Quim Torra will sit this Monday in the dock charged with disobedience in the High Court of Justice of Catalonia, which had ordered him to remove a banner from the balcony of the Catalan government palace which called for the release of the political prisoners. The Spanish justice system and public prosecution service are trying to charge against the Catalan president and remove him from office, nothing different to what they did with his two predecessors, Artur Mas and Carles Puigdemont. There is, however, a difference of scale with the previous situations: Mas and Puigdemont were formally ex-presidents when the judicial apparatus started up against them but, in this case, it's a president at the front of the Catalan government who could be banned from public office in a case which exudes political motivations from all sides and persecution of the senior authority in Catalonia, since the banner placed on the balcony directly impinges on freedom of expression.

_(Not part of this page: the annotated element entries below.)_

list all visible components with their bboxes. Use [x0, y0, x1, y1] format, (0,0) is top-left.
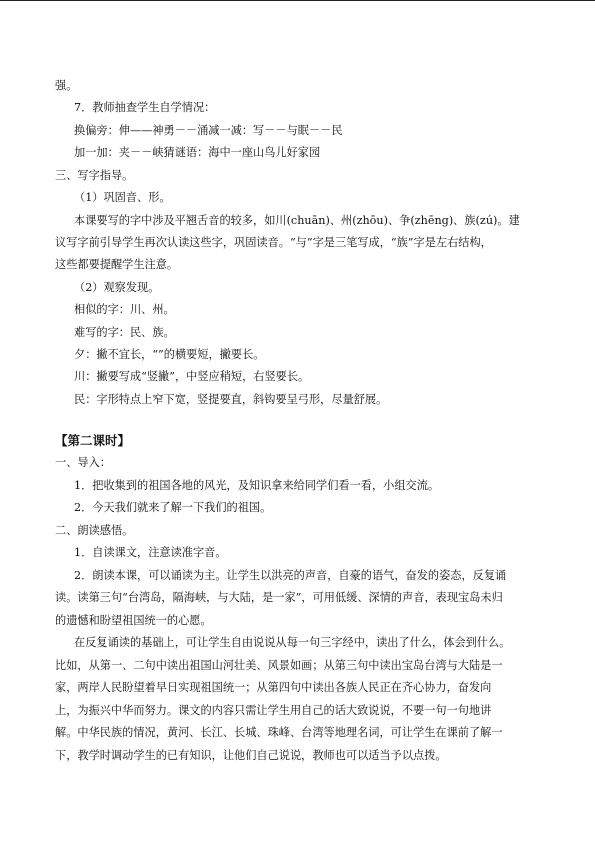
text-line: 家，两岸人民盼望着早日实现祖国统一；从第四句中读出各族人民正在齐心协力，奋发向: [55, 681, 492, 694]
text-line: 难写的字：民、族。: [74, 326, 175, 339]
text-line: 1．把收集到的祖国各地的风光，及知识拿来给同学们看一看，小组交流。: [74, 479, 440, 492]
text-line: 读。读第三句“台湾岛，隔海峡，与大陆，是一家”，可用低缓、深情的声音，表现宝岛未归: [55, 591, 503, 604]
subsection-heading: （2）观察发现。: [74, 281, 160, 294]
text-line: 本课要写的字中涉及平翘舌音的较多，如川(chuān)、州(zhōu)、争(zhēng)、族(zú)。建: [74, 214, 520, 227]
section-heading: 一、导入：: [55, 456, 111, 469]
top-border: [0, 0, 595, 1]
text-line: 1．自读课文，注意读准字音。: [74, 546, 227, 559]
text-line: 下，教学时调动学生的已有知识，让他们自己说说，教师也可以适当予以点拨。: [55, 749, 447, 762]
text-line: 解。中华民族的情况，黄河、长江、长城、珠峰、台湾等地理名词，可让学生在课前了解一: [55, 726, 503, 739]
text-line: 夕：撇不宜长，“”的横要短，撇要长。: [74, 348, 265, 361]
text-line: 议写字前引导学生再次认读这些字，巩固读音。“与”字是三笔写成，“族”字是左右结构，: [55, 236, 492, 249]
lesson-heading: 【第二课时】: [55, 433, 131, 448]
text-line: 加一加：夹－－峡猜谜语：海中一座山鸟儿好家园: [74, 146, 321, 159]
text-line: 民：字形特点上窄下宽，竖提要直，斜钩要呈弓形，尽量舒展。: [74, 393, 388, 406]
text-line: 换偏旁：伸——神勇－－涌减一减：写－－与眠－－民: [74, 124, 343, 137]
text-line: 2．今天我们就来了解一下我们的祖国。: [74, 501, 272, 514]
text-line: 2．朗读本课，可以诵读为主。让学生以洪亮的声音，自豪的语气，奋发的姿态，反复诵: [74, 569, 507, 582]
text-line: 在反复诵读的基础上，可让学生自由说说从每一句三字经中，读出了什么，体会到什么。: [74, 636, 511, 649]
subsection-heading: （1）巩固音、形。: [74, 191, 171, 204]
section-heading: 三、写字指导。: [55, 169, 134, 182]
text-line: 川：撇要写成“竖撇”，中竖应稍短，右竖要长。: [74, 370, 310, 383]
text-line: 的遗憾和盼望祖国统一的心愿。: [55, 614, 212, 627]
text-line: 相似的字：川、州。: [74, 303, 175, 316]
section-heading: 二、朗读感悟。: [55, 524, 134, 537]
text-line: 7．教师抽查学生自学情况：: [74, 101, 216, 114]
text-line: 强。: [55, 79, 78, 92]
text-line: 这些都要提醒学生注意。: [55, 258, 179, 271]
text-line: 上，为振兴中华而努力。课文的内容只需让学生用自己的话大致说说，不要一句一句地讲: [55, 704, 492, 717]
text-line: 比如，从第一、二句中读出祖国山河壮美、风景如画；从第三句中读出宝岛台湾与大陆是一: [55, 659, 503, 672]
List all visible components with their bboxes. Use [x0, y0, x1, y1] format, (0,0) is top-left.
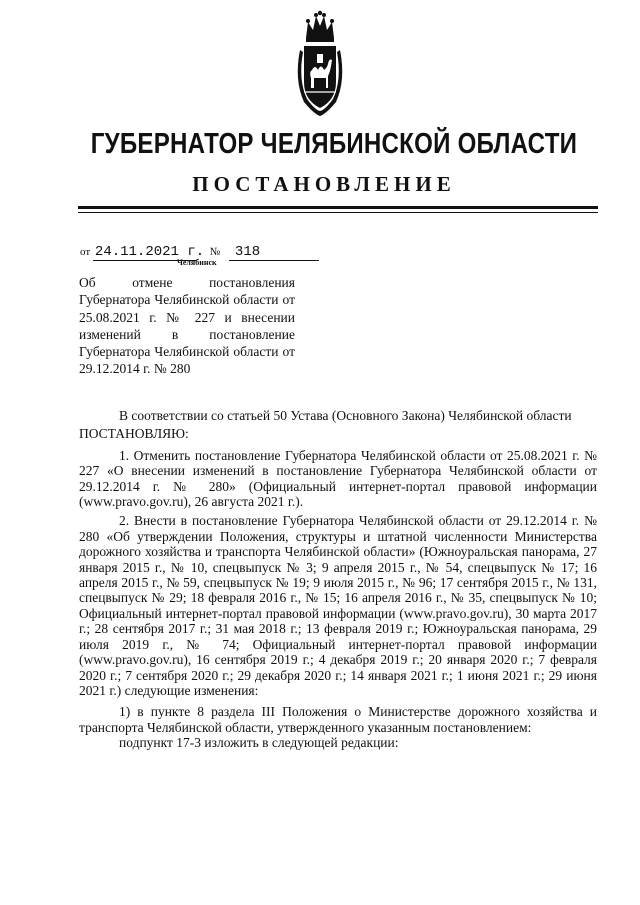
coat-of-arms-icon [294, 10, 346, 120]
document-date: 24.11.2021 г. [94, 244, 205, 260]
item-1-paragraph: 1. Отменить постановление Губернатора Челябинской области от 25.08.2021 г. № 227 «О внесении изменений в постановление Губернатора Челябинской области от 29.12.2014 г. № 280» (Официальный интернет-портал правовой информации (www.pravo.gov.ru), 26 августа 2021 г.). [79, 447, 597, 510]
date-prefix: от [80, 246, 91, 258]
header-rule-thick [78, 206, 598, 209]
subitem-1-text: подпункт 17-3 изложить в следующей редакции: [119, 735, 399, 751]
item-2-paragraph: 2. Внести в постановление Губернатора Челябинской области от 29.12.2014 г. № 280 «Об утверждении Положения, структуры и штатной численности Министерства дорожного хозяйства и транспорта Челябинской области» (Южноуральская панорама, 27 января 2015 г., № 10, спецвыпуск № 3; 9 апреля 2015 г., № 54, спецвыпуск № 17; 16 апреля 2015 г., № 59, спецвыпуск № 19; 9 июля 2015 г., № 96; 17 сентября 2015 г., № 131, спецвыпуск № 29; 18 февраля 2016 г., № 15; 16 апреля 2016 г., № 35, спецвыпуск № 10; Официальный интернет-портал правовой информации (www.pravo.gov.ru), 30 марта 2017 г.; 28 сентября 2017 г.; 31 мая 2018 г.; 13 февраля 2019 г.; Южноуральская панорама, 29 июля 2019 г., № 74; Официальный интернет-портал правовой информации (www.pravo.gov.ru), 16 сентября 2019 г.; 4 декабря 2019 г.; 20 января 2020 г.; 7 февраля 2020 г.; 7 сентября 2020 г.; 29 декабря 2020 г.; 14 января 2021 г.; 1 июня 2021 г.; 29 июня 2021 г.) следующие изменения: [79, 513, 597, 698]
decree-word: ПОСТАНОВЛЯЮ: [79, 426, 189, 442]
number-prefix: № [209, 246, 221, 258]
document-subject: Об отмене постановления Губернатора Челябинской области от 25.08.2021 г. № 227 и внесении изменений в постановление Губернатора Челябинской области от 29.12.2014 г. № 280 [79, 275, 295, 377]
document-body [79, 408, 597, 751]
header-title: ГУБЕРНАТОР ЧЕЛЯБИНСКОЙ ОБЛАСТИ [90, 128, 578, 160]
coat-of-arms-emblem [294, 10, 346, 120]
header-rule-thin [78, 212, 598, 213]
document-type-title: ПОСТАНОВЛЕНИЕ [192, 172, 456, 196]
subitem-1-paragraph: 1) в пункте 8 раздела III Положения о Министерстве дорожного хозяйства и транспорта Челябинской области, утвержденного указанным постановлением: [79, 704, 597, 735]
city-label: Челябинск [177, 258, 217, 267]
document-number: 318 [229, 244, 319, 261]
preamble-paragraph: В соответствии со статьей 50 Устава (Основного Закона) Челябинской области [119, 408, 572, 423]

Torra has already announced that he's far from going this Monday to deny his actions and will take advantage of the trial to accuse the state and defend the rights and freedoms of the Catalan people as their president. He has, in this direction, a long way to go which won't help reduce the sentence they're asking for, but which will pose the justice system an at least disagreeable dilemma: the defence of the dignity of the presidency of Catalonia come what may, something which must be difficult to understand for those who don't feel questioned by the long history of Catalonia and its presidents who in the last hundred years have suffered imprisonment, exile, legal persecution and even execution in the case of Lluís Companys. Too much past on Torra's shoulders to not take advantage of the trial.

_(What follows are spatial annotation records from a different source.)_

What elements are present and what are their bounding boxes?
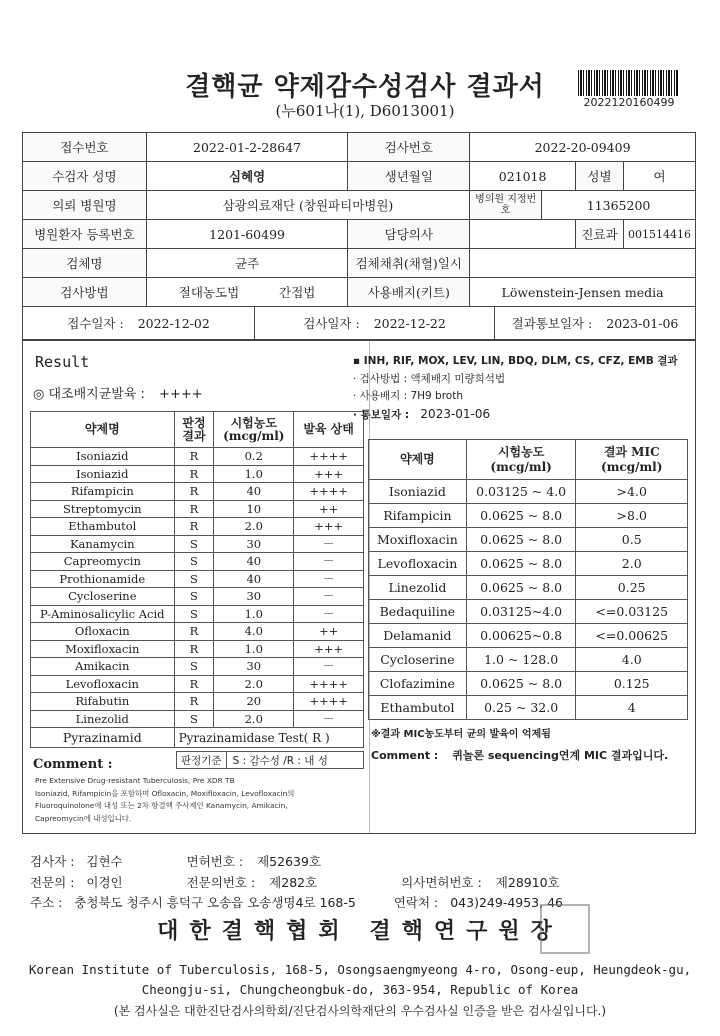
comment-line: Pre Extensive Drug-resistant Tuberculosis, Pre XDR TB — [35, 776, 235, 785]
col-conc: 시험농도 (mcg/ml) — [214, 412, 294, 448]
criteria-label: 판정기준 — [177, 752, 227, 768]
report-date-label: 결과통보일자 : — [511, 316, 593, 331]
table-row — [369, 480, 688, 504]
table-row — [31, 710, 364, 728]
left-comment-text — [35, 775, 363, 825]
specialist-no: 제282호 — [269, 875, 318, 890]
result-box — [22, 340, 696, 834]
test-no-label: 검사번호 — [348, 133, 470, 162]
table-row — [369, 576, 688, 600]
mic-col-drug: 약제명 — [369, 440, 467, 480]
cell-result: S — [174, 710, 214, 728]
cell-growth: ++++ — [294, 693, 364, 711]
report-date: 2023-01-06 — [606, 315, 679, 331]
specimen-value: 균주 — [146, 249, 348, 278]
table-row — [369, 552, 688, 576]
cell-drug: Isoniazid — [31, 465, 175, 483]
mic-cell-drug: Ethambutol — [369, 696, 467, 720]
right-comment — [371, 747, 668, 763]
table-row — [31, 658, 364, 676]
test-no: 2022-20-09409 — [470, 133, 696, 162]
address-value: 충청북도 청주시 흥덕구 오송읍 오송생명4로 168-5 — [74, 895, 356, 910]
cell-growth: ++ — [294, 500, 364, 518]
col-result: 판정 결과 — [174, 412, 214, 448]
mic-cell-conc: 0.03125~4.0 — [466, 600, 576, 624]
mic-cell-drug: Bedaquiline — [369, 600, 467, 624]
institute-name: 대한결핵협회 결핵연구원장 — [157, 919, 563, 944]
table-row — [31, 640, 364, 658]
collection-label: 검체채취(채혈)일시 — [348, 249, 470, 278]
mic-table — [368, 439, 688, 720]
official-seal-icon — [540, 904, 590, 954]
mic-cell-conc: 0.25 ~ 32.0 — [466, 696, 576, 720]
patient-name-label: 수검자 성명 — [23, 162, 147, 191]
cell-growth: +++ — [294, 465, 364, 483]
pyrazinamid-label: Pyrazinamid — [31, 728, 175, 748]
report-title: 결핵균 약제감수성검사 결과서 — [185, 72, 545, 102]
specialist-name: 이경인 — [86, 875, 123, 890]
col-growth: 발육 상태 — [294, 412, 364, 448]
cell-drug: P-Aminosalicylic Acid — [31, 605, 175, 623]
mic-cell-conc: 0.00625~0.8 — [466, 624, 576, 648]
mic-cell-mic: >4.0 — [576, 480, 688, 504]
receipt-no: 2022-01-2-28647 — [146, 133, 348, 162]
control-growth-value: ++++ — [159, 387, 203, 402]
cell-conc: 2.0 — [214, 675, 294, 693]
cell-result: R — [174, 518, 214, 536]
comment-line: Fluoroquinolone에 내성 또는 2차 항결핵 주사제인 Kanamycin, Amikacin, — [35, 801, 288, 810]
cell-growth: － — [294, 658, 364, 676]
cell-growth: ++++ — [294, 483, 364, 501]
mic-cell-drug: Delamanid — [369, 624, 467, 648]
cell-result: S — [174, 553, 214, 571]
cell-growth: +++ — [294, 518, 364, 536]
mic-cell-mic: 4.0 — [576, 648, 688, 672]
patient-reg-label: 병원환자 등록번호 — [23, 220, 147, 249]
table-row — [31, 588, 364, 606]
tester-label: 검사자 : — [30, 854, 75, 869]
patient-name: 심혜영 — [146, 162, 348, 191]
english-address-1: Korean Institute of Tuberculosis, 168-5, Osongsaengmyeong 4-ro, Osong-eup, Heungdeok-gu, — [28, 962, 692, 977]
doctor-license-label: 의사면허번호 : — [401, 875, 482, 890]
mic-cell-mic: <=0.03125 — [576, 600, 688, 624]
cell-conc: 30 — [214, 588, 294, 606]
mic-cell-conc: 0.0625 ~ 8.0 — [466, 672, 576, 696]
mic-cell-mic: >8.0 — [576, 504, 688, 528]
table-row — [31, 675, 364, 693]
dept-value: 001514416 — [623, 220, 695, 249]
mic-col-result: 결과 MIC (mcg/ml) — [576, 440, 688, 480]
mic-report-date: 2023-01-06 — [420, 406, 491, 421]
criteria-box — [176, 751, 364, 769]
table-row — [31, 570, 364, 588]
cell-conc: 1.0 — [214, 640, 294, 658]
dept-label: 진료과 — [576, 220, 624, 249]
table-row — [369, 648, 688, 672]
hospital-name: 삼광의료재단 (창원파티마병원) — [146, 191, 469, 220]
patient-info-table — [22, 132, 696, 340]
doctor-name — [470, 220, 576, 249]
cell-conc: 2.0 — [214, 710, 294, 728]
pyrazinamid-value: Pyrazinamidase Test( R ) — [174, 728, 363, 748]
contact-value: 043)249-4953, 46 — [450, 895, 563, 910]
cell-result: S — [174, 605, 214, 623]
mic-cell-drug: Moxifloxacin — [369, 528, 467, 552]
control-growth — [33, 383, 203, 402]
cell-growth: － — [294, 553, 364, 571]
cell-conc: 4.0 — [214, 623, 294, 641]
tester-name: 김현수 — [86, 854, 123, 869]
cell-drug: Streptomycin — [31, 500, 175, 518]
specialist-no-label: 전문의번호 : — [186, 875, 256, 890]
cell-growth: ++ — [294, 623, 364, 641]
mic-cell-drug: Clofazimine — [369, 672, 467, 696]
birth-label: 생년월일 — [348, 162, 470, 191]
cell-growth: +++ — [294, 640, 364, 658]
hospital-code-label: 병의원 지정번호 — [470, 191, 542, 220]
comment-line: Isoniazid, Rifampicin을 포함하며 Ofloxacin, Moxifloxacin, Levofloxacin의 — [35, 788, 295, 798]
cell-result: R — [174, 623, 214, 641]
license-no: 제52639호 — [257, 854, 322, 869]
cell-growth: ++++ — [294, 675, 364, 693]
mic-cell-mic: 4 — [576, 696, 688, 720]
table-row — [31, 605, 364, 623]
receipt-no-label: 접수번호 — [23, 133, 147, 162]
cell-growth: － — [294, 570, 364, 588]
mic-cell-conc: 0.03125 ~ 4.0 — [466, 480, 576, 504]
collection-value — [470, 249, 696, 278]
mic-cell-conc: 0.0625 ~ 8.0 — [466, 576, 576, 600]
cell-drug: Levofloxacin — [31, 675, 175, 693]
cell-result: S — [174, 535, 214, 553]
cell-conc: 0.2 — [214, 448, 294, 466]
test-date-label: 검사일자 : — [303, 316, 360, 331]
mic-method: · 검사방법 : 액체배지 미량희석법 — [353, 372, 506, 385]
table-row — [369, 600, 688, 624]
mic-cell-mic: 0.5 — [576, 528, 688, 552]
table-row — [31, 553, 364, 571]
table-row — [369, 528, 688, 552]
table-row — [31, 448, 364, 466]
birth-date: 021018 — [470, 162, 576, 191]
cell-growth: － — [294, 535, 364, 553]
right-comment-text: 퀴놀론 sequencing연계 MIC 결과입니다. — [452, 749, 669, 762]
result-title: Result — [35, 353, 90, 371]
table-row — [31, 535, 364, 553]
cell-growth: － — [294, 710, 364, 728]
mic-note: ※결과 MIC농도부터 균의 발육이 억제됨 — [371, 729, 551, 740]
license-label: 면허번호 : — [186, 854, 244, 869]
patient-reg-no: 1201-60499 — [146, 220, 348, 249]
mic-cell-drug: Cycloserine — [369, 648, 467, 672]
table-row — [369, 504, 688, 528]
address-label: 주소 : — [30, 895, 63, 910]
cell-drug: Ofloxacin — [31, 623, 175, 641]
mic-cell-drug: Isoniazid — [369, 480, 467, 504]
method-indirect: 간접법 — [279, 285, 316, 300]
table-row — [369, 672, 688, 696]
mic-cell-conc: 0.0625 ~ 8.0 — [466, 528, 576, 552]
cell-conc: 30 — [214, 535, 294, 553]
cell-result: S — [174, 570, 214, 588]
receipt-date: 2022-12-02 — [137, 315, 210, 331]
table-row — [31, 623, 364, 641]
barcode-number: 2022120160499 — [583, 96, 675, 109]
mic-cell-conc: 0.0625 ~ 8.0 — [466, 504, 576, 528]
cell-conc: 40 — [214, 553, 294, 571]
cell-result: S — [174, 588, 214, 606]
cell-conc: 2.0 — [214, 518, 294, 536]
cell-result: S — [174, 658, 214, 676]
left-comment-label: Comment : — [33, 757, 113, 772]
cell-result: R — [174, 483, 214, 501]
dates-row — [23, 307, 696, 340]
table-row — [31, 518, 364, 536]
mic-report-label: · 통보일자 : — [353, 408, 410, 421]
mic-drug-list: ▪ INH, RIF, MOX, LEV, LIN, BDQ, DLM, CS, CFZ, EMB 결과 — [353, 355, 678, 367]
cell-result: R — [174, 640, 214, 658]
method-label: 검사방법 — [23, 278, 147, 307]
report-subtitle: (누601나(1), D6013001) — [275, 102, 455, 120]
receipt-date-label: 접수일자 : — [67, 316, 124, 331]
cell-drug: Capreomycin — [31, 553, 175, 571]
address-row — [30, 893, 563, 911]
mic-cell-drug: Rifampicin — [369, 504, 467, 528]
cell-drug: Linezolid — [31, 710, 175, 728]
cell-conc: 20 — [214, 693, 294, 711]
solid-dst-table — [30, 411, 364, 748]
mic-header — [353, 353, 693, 424]
cell-conc: 40 — [214, 483, 294, 501]
table-row — [369, 624, 688, 648]
method-value — [146, 278, 348, 307]
cell-drug: Isoniazid — [31, 448, 175, 466]
cell-growth: － — [294, 605, 364, 623]
hospital-code: 11365200 — [542, 191, 696, 220]
signature-row-1 — [30, 852, 321, 870]
cell-drug: Cycloserine — [31, 588, 175, 606]
cell-conc: 40 — [214, 570, 294, 588]
table-row — [31, 465, 364, 483]
cell-growth: － — [294, 588, 364, 606]
cell-drug: Rifabutin — [31, 693, 175, 711]
cell-conc: 1.0 — [214, 465, 294, 483]
table-row — [31, 483, 364, 501]
cell-drug: Moxifloxacin — [31, 640, 175, 658]
cell-conc: 10 — [214, 500, 294, 518]
cell-result: R — [174, 465, 214, 483]
english-address-2: Cheongju-si, Chungcheongbuk-do, 363-954, Republic of Korea — [141, 982, 579, 997]
mic-cell-drug: Levofloxacin — [369, 552, 467, 576]
barcode-icon — [578, 70, 678, 96]
hospital-label: 의뢰 병원명 — [23, 191, 147, 220]
mic-cell-conc: 0.0625 ~ 8.0 — [466, 552, 576, 576]
sex-value: 여 — [623, 162, 695, 191]
doctor-license-no: 제28910호 — [495, 875, 560, 890]
medium-value: Löwenstein-Jensen media — [470, 278, 696, 307]
contact-label: 연락처 : — [393, 895, 439, 910]
mic-cell-mic: 0.125 — [576, 672, 688, 696]
mic-cell-mic: 0.25 — [576, 576, 688, 600]
mic-col-conc: 시험농도 (mcg/ml) — [466, 440, 576, 480]
table-row — [31, 693, 364, 711]
table-row — [31, 500, 364, 518]
col-drug: 약제명 — [31, 412, 175, 448]
specialist-label: 전문의 : — [30, 875, 75, 890]
right-comment-label: Comment : — [371, 749, 439, 762]
sex-label: 성별 — [576, 162, 624, 191]
table-row — [369, 696, 688, 720]
mic-medium: · 사용배지 : 7H9 broth — [353, 390, 464, 402]
certification-note: (본 검사실은 대한진단검사의학회/진단검사의학재단의 우수검사실 인증을 받은 검사실입니다.) — [113, 1004, 607, 1018]
specimen-label: 검체명 — [23, 249, 147, 278]
cell-drug: Kanamycin — [31, 535, 175, 553]
cell-conc: 1.0 — [214, 605, 294, 623]
cell-result: R — [174, 448, 214, 466]
test-date: 2022-12-22 — [373, 315, 446, 331]
cell-drug: Amikacin — [31, 658, 175, 676]
criteria-value: S : 감수성 /R : 내 성 — [232, 754, 328, 767]
mic-cell-mic: <=0.00625 — [576, 624, 688, 648]
method-absolute: 절대농도법 — [178, 285, 240, 300]
mic-cell-drug: Linezolid — [369, 576, 467, 600]
cell-growth: ++++ — [294, 448, 364, 466]
medium-label: 사용배지(키트) — [348, 278, 470, 307]
cell-conc: 30 — [214, 658, 294, 676]
mic-report — [353, 406, 693, 425]
control-growth-label: ◎ 대조배지균발육 : — [33, 387, 145, 402]
cell-result: R — [174, 675, 214, 693]
cell-drug: Prothionamide — [31, 570, 175, 588]
comment-line: Capreomycin에 내성입니다. — [35, 813, 132, 823]
signature-row-2 — [30, 873, 560, 891]
cell-drug: Rifampicin — [31, 483, 175, 501]
mic-cell-mic: 2.0 — [576, 552, 688, 576]
doctor-label: 담당의사 — [348, 220, 470, 249]
cell-result: R — [174, 500, 214, 518]
cell-drug: Ethambutol — [31, 518, 175, 536]
mic-cell-conc: 1.0 ~ 128.0 — [466, 648, 576, 672]
cell-result: R — [174, 693, 214, 711]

President Torra took office in an exceptional political situation as is the exile and imprisonment of the previous government. Like the character Tom Kirkman, an irrelevant member of the US cabinet in the television series Designated Survivor, Torra assumed the presidency of Catalonia without any political experience and with too many enemies against him. Even the Catalan newspapers who have been after him since the first day have now gone a step further and ask repeatedly for his resignation to solve the internal problems. The trial will end up leading to something else: the Supreme Court, which is where the case will end up, will have the ability, in practice, to decide on the electoral calendar in Catalonia.
The disagreements in the pro-independence world make it very unlikely there will be a consensus to designate a new president to substitute Quim Torra if he is banned from office. Everything suggests, in any case and should this happen, that the next election will then be brought forwards. That would be the second time an election in Catalonia wasn't called by the president, a prerogative Carles Puigdemont already lost in 2017 when he was ousted from office and Mariano Rajoy took on, in practice, the responsibilities of the Catalan president.
For all this, the trial is a move with many aims which is looking to deprive Catalonia of the slightest power and leave its most senior representative without any room for manoeuvre to be a worthy substitute to the office of the 131st president of Catalonia.